Several summers ago, artists were added to the mix through the Lakeside Lab Artist-in-Residence program. Alex Braidwood, assistant professor of graphic design at Iowa State University, began serving as director of the program in 2017.
This summer, seven artists are living and working on the campus, immersing themselves in its natural beauty and inspiring work in their individual disciplines.
In 2015, Braidwood was accepted for a residency at Lakeside Lab, eventually turning his work into “Buoy,” a piece of music he composed using data from the lab’s research buoy in Lake Okoboji and sounds from surrounding prairies. Braidwood has since expanded the program’s reach, using his expertise to develop branding, a website, a social media presence and an archival magazine.

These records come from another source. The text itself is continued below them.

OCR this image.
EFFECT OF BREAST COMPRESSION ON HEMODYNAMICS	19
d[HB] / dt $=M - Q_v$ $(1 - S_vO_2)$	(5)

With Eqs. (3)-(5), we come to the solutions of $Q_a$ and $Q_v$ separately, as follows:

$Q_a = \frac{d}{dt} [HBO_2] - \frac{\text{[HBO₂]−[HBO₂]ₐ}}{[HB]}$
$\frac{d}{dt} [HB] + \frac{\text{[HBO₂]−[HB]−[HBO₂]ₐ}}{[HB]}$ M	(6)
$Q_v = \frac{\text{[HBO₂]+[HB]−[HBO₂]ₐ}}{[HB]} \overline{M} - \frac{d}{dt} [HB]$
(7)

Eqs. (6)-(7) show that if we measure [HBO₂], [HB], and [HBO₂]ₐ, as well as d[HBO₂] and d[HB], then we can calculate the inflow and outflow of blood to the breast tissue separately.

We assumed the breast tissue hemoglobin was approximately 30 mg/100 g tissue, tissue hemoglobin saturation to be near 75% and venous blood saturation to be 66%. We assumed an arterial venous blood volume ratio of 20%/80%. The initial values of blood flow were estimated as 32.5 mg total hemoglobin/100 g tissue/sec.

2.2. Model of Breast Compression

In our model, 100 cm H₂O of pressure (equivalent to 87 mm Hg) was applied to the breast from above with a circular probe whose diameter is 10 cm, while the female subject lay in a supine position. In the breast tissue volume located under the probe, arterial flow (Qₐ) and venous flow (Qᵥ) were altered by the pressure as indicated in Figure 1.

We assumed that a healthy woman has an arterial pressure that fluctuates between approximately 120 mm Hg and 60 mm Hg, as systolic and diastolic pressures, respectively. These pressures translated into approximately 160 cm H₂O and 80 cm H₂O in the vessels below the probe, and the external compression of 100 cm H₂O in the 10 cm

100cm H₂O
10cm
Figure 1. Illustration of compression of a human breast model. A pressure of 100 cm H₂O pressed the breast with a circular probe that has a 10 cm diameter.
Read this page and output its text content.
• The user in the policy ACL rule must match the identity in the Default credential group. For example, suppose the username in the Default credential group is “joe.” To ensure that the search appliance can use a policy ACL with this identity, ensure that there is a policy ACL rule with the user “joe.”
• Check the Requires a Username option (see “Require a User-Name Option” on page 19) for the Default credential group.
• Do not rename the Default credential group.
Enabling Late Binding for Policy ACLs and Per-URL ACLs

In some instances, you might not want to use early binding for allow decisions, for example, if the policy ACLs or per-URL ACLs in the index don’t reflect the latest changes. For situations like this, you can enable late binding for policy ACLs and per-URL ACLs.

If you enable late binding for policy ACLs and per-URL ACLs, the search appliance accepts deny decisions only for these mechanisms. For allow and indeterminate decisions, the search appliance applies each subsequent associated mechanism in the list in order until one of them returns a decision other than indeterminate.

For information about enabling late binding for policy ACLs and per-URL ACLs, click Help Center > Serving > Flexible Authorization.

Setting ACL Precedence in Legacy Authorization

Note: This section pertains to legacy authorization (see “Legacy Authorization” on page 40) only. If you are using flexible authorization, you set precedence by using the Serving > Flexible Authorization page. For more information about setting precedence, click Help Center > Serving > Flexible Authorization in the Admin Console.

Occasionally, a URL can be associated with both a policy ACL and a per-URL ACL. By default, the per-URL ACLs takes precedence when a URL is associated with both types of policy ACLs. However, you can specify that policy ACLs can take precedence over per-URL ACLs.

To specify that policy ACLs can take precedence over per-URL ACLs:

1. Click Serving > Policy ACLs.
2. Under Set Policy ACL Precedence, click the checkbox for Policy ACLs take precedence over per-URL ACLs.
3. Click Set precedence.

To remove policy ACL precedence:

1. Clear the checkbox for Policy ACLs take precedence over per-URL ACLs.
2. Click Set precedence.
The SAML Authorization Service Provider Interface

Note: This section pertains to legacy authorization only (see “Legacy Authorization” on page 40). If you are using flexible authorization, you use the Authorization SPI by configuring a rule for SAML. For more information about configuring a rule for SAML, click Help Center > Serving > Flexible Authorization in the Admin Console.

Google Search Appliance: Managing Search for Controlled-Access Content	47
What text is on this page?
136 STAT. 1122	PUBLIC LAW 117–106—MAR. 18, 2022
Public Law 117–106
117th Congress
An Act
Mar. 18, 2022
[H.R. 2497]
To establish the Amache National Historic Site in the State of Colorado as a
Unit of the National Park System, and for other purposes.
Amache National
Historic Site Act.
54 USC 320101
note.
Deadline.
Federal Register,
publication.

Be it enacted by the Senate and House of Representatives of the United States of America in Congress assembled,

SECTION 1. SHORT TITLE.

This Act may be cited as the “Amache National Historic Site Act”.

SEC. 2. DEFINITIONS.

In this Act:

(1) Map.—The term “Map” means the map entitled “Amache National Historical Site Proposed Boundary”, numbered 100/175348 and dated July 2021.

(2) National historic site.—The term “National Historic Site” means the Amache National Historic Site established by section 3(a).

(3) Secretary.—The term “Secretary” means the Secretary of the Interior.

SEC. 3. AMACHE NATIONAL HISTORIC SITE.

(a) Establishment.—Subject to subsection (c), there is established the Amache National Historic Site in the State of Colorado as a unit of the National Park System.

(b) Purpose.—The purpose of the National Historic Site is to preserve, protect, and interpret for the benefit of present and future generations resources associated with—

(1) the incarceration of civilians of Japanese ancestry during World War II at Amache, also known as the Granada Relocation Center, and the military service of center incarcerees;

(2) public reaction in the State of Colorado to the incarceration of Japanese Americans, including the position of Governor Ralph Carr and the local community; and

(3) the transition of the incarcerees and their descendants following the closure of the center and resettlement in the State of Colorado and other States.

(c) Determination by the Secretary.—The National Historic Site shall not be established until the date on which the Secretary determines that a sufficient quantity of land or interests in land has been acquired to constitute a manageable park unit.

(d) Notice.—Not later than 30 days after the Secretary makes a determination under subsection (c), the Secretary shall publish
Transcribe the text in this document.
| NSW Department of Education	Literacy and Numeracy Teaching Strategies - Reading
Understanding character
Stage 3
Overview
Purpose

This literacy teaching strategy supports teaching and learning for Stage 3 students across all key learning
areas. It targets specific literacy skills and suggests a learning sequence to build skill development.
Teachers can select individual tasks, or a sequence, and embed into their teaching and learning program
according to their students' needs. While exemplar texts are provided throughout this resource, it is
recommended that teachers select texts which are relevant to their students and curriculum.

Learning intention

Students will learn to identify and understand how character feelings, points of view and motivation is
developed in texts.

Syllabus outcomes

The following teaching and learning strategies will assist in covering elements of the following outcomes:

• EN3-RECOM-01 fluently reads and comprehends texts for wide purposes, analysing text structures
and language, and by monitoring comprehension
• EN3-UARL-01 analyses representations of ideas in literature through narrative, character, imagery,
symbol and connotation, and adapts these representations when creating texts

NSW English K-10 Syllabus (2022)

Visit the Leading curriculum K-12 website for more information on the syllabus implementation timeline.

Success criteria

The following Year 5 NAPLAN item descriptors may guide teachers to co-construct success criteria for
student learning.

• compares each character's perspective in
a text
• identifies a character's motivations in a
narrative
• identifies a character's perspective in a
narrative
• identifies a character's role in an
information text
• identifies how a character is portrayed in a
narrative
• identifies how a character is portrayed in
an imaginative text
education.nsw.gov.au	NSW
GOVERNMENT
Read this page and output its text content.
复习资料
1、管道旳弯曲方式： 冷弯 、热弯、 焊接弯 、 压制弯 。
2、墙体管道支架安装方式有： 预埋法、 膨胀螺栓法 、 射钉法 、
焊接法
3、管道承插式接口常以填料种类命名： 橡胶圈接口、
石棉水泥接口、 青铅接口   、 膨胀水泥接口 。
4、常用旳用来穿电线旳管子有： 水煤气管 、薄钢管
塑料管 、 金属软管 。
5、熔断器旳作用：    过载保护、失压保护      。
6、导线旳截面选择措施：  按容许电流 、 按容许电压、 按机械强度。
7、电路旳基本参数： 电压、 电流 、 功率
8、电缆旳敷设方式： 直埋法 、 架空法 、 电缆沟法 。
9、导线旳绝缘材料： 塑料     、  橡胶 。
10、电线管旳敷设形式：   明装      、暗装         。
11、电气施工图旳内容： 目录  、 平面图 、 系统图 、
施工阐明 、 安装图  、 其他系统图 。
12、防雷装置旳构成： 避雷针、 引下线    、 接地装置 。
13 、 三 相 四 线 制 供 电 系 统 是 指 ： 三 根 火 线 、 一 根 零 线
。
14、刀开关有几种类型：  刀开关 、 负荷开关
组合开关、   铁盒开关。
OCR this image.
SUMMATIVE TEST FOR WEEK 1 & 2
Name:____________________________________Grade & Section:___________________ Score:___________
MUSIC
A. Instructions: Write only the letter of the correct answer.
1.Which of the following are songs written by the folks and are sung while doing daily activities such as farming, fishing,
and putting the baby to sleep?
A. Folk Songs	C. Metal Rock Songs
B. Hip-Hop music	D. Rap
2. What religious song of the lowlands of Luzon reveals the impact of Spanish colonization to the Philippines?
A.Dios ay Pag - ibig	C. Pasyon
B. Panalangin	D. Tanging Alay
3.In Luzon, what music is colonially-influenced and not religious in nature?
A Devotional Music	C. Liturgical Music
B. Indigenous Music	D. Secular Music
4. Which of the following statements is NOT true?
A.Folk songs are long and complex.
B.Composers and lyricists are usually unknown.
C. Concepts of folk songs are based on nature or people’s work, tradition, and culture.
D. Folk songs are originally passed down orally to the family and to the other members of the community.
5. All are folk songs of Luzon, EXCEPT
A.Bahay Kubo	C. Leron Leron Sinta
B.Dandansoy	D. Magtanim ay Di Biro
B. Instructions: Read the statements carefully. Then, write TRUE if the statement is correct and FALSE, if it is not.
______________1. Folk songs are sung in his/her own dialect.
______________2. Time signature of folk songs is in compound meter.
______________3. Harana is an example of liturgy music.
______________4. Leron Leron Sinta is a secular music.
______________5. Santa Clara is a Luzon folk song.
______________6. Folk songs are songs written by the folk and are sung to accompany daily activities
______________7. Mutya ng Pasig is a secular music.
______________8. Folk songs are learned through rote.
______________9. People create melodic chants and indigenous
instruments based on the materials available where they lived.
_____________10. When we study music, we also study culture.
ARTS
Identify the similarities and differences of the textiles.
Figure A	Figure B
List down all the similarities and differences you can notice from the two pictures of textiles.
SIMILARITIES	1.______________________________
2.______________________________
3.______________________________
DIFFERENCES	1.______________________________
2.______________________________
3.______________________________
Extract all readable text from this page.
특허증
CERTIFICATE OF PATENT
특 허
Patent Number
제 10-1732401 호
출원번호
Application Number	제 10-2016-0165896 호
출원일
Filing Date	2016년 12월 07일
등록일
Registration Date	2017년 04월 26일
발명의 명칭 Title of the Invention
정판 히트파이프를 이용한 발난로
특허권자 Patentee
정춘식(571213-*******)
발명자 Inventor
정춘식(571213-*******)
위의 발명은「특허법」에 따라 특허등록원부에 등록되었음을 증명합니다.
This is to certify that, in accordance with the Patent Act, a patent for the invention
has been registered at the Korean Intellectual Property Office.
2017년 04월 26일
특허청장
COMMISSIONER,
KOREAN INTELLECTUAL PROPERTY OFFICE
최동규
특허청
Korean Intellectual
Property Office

“Combining art and science has become quite the thing, particularly in the last decade,” Braidwood said. “People are naturally intrigued by the world and nature. Artists have always been investigating the natural world, from plein air (French for “open air”) painting to landscape photography.
“Now artists are looking at how algae functions, the sounds of nature, migratory habits and mating sounds. There’s a deeper learning in this.”
Scientists sometimes struggle to communicate their disciplines in compelling terms for general audiences. Art can help bridge that gap, Braidwood says. The program started hosting open studio events three years ago. These opportunities are open to all who want to come to Lakeside Lab, interact with the artists and learn more about their work.
“People come from all across the Okoboji region to see what these artists are working on,” Braidwood said.
Some artists finish a project during their time at Lakeside Lab; others collect what they need and use those materials in their studios after the residency ends.
Applications have more than tripled – from about 12 when Braidwood was a resident in 2015, to 40 this summer. Artists come from across the country and from any discipline imaginable – from printmakers to musicians to technologists. Braidwood also saves spots for early-career artists who need experiences like Lakeside Lab to establish themselves in their disciplines. It provides a diversity of art and perspective critical to the program’s success, he says.
“In the end, artists do their best when they’re open to the space,” Braidwood said.